6
votes

I have an erlang application currently running on four nodes with a replicated mnesia db that stores minimal data regarding connected clients. The mnesia replication has been working seamlessly in the past (as far as I know anyway) but a client recently noticed that one of the nodes is missing some ids related to his application.

I'm not really sure how this happened. Our network may have had a hiccup at the time. Maybe? But, of more urgency at the moment is getting the data into a good state across all nodes. Is there a way to tell mnesia to replicate from a known-good node?

2

2 Answers

3
votes

Mnesia is legendary about this issue. It's a huge PITA.

Looking at it from CAP theorem's point of view, most systems built with Mnesia end up being C-A (consistency-availability with no partition tolerance) systems. For most of the time you have (and heavily rely on) its hard consistency. Then a network partition happens... It's still available for writes, but these writes destroy consistency. And later on, Mnesia has no mechanism for automatic data repair.

Everyone who uses Mnesia in a cluster should familiarize themselves with these tradeoffs. Your problem is a clear sign that using Mnesia was a poor choice. Double so if this data is critical to you.

I too use Mnesia in such a way (sometimes we all need speed you know). But I make sure to only use it to store data that I can easily reconstruct. In general, if you need it stored on disk, Mnesia is no good, except for toy projects.
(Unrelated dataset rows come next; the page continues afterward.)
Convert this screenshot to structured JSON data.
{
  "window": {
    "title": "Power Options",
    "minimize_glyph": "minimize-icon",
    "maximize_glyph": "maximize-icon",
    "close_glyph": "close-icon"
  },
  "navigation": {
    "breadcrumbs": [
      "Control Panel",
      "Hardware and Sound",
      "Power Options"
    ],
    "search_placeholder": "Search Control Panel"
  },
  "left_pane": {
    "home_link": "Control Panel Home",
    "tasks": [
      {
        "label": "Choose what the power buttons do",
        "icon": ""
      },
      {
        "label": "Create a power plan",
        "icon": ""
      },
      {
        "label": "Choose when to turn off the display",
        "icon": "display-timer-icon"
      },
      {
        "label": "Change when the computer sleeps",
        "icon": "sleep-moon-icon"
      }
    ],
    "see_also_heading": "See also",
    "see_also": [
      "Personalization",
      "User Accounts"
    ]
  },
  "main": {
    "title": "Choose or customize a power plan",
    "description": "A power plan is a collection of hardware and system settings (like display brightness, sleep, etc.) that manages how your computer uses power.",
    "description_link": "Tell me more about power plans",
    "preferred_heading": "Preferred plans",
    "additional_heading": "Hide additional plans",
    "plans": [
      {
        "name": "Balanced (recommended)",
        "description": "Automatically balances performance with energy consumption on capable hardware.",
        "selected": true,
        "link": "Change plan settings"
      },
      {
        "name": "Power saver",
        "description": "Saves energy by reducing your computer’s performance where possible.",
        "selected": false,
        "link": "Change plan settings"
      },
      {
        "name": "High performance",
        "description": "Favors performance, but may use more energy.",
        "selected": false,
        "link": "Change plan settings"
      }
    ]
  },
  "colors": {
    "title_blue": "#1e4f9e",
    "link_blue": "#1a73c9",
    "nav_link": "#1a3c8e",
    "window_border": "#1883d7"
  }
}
I make sure to always have this function at hand:

reinit_mnesia_cluster() ->
    rpc:multicall(mnesia, stop, []),
    AllNodes = [node() | nodes()],
    mnesia:delete_schema(AllNodes),
    mnesia:create_schema(AllNodes),
    rpc:multicall(mnesia, start, []).

Use it only after the network partition has been resolved and all nodes are reachable. This will erase all Mnesia replicas and start it anew. Again, if you can't live with what it does, then using Mnesia was a poor choice.

For important data that needs hard consistency, use SQL. For important data that needs availability, use Riak. For shared state that needs speed, use Redis. Mnesia is no replacement for these systems, although at first it does seem so.

Edit on 2014-11-16: Here is a much better article on the topic, explaining in detail what I said above https://medium.com/@jlouis666/mnesia-and-cap-d2673a92850

1
votes

Honestly, I think the cleanest way to get an out-of-sync Mnesia to replicate from a known good node is to shut down the application on the bad node, and delete all its Mnesia database files, then do the following.

Write an escript that starts Mnesia up standalone using the "bad" node name and Mnesia directory, replicates the tables from a known good node, and shuts Mnesia down. Run that escript on the bad node.

The act of replicating the tables and shutting Mnesia down gracefully puts the node back in sync with the cluster. Then, when you start the application up on the bad node, it will join up and stay in sync with the cluster.

Of course, this description lacks precise details, but that's the gist of it. There are surely less brute force ways of doing this, but unless you have massive amounts of data to replicate, I think this way is the quickest and cleanest.